Environmental impacts of phosphorus recovery from a "product" Life Cycle Assessment perspective: Allocating burdens of wastewater treatment in the production of sludge-based phosphate fertilizers.

Since phosphorus (P) is a non-renewable element essential for life, it is extremely important to explore any potential supply of P, including that recovered from human excreta and urban wastewater. This study aimed to assess, using Life Cycle Assessment (LCA), whether recovering dissipated P by producing sludge-based phosphate fertilizer can be a suitable method to reduce P depletion. Environmental impacts of four scenarios of production of sludge-based phosphate fertilizers were compared to those of production of triple super phosphate, a mineral phosphate fertilizer used as a reference scenario.

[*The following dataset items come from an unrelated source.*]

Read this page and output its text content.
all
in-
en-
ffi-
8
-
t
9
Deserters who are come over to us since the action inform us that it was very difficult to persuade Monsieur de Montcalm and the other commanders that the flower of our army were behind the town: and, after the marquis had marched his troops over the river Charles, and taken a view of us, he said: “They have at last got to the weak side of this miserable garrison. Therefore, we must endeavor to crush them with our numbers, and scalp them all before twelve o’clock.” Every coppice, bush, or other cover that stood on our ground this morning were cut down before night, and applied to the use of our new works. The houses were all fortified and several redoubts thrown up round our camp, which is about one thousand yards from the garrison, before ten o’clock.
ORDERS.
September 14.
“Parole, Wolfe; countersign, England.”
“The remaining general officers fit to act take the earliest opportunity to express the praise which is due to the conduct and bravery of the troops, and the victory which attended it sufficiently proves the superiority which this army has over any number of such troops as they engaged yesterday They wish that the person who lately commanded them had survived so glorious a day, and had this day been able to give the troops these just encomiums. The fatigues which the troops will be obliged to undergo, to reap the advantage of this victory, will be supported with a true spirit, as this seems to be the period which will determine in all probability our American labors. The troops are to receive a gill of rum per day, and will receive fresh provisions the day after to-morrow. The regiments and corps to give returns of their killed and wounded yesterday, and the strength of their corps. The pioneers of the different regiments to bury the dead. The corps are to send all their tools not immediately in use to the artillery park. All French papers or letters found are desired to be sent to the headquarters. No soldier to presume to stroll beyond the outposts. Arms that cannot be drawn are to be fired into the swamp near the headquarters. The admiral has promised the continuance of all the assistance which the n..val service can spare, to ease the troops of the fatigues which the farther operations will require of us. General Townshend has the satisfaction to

The novelty of this study was to estimate environmental impacts of sludge-based phosphate fertilizer production using a "product" LCA perspective instead of a "waste" LCA perspective. Consequently, upstream production of sludge was considered by allocating part of the environmental burdens of wastewater treatment to sludge production. Life Cycle Impact Assessment was performed using the CML-IA characterization method. Results indicated that sludge-based phosphate fertilizers appeared less environmentally friendly than mineral phosphate fertilizers, due to the contribution of the upstream burden of sludge production and P recovery. Finally, although P recovery helps preserve the mineral P resource, the overall assessment remains unfavorable for sludge-based products due to the low yields of P recovery, low P concentration of the sludge and the large amounts of energy and reactants needed to recover the P.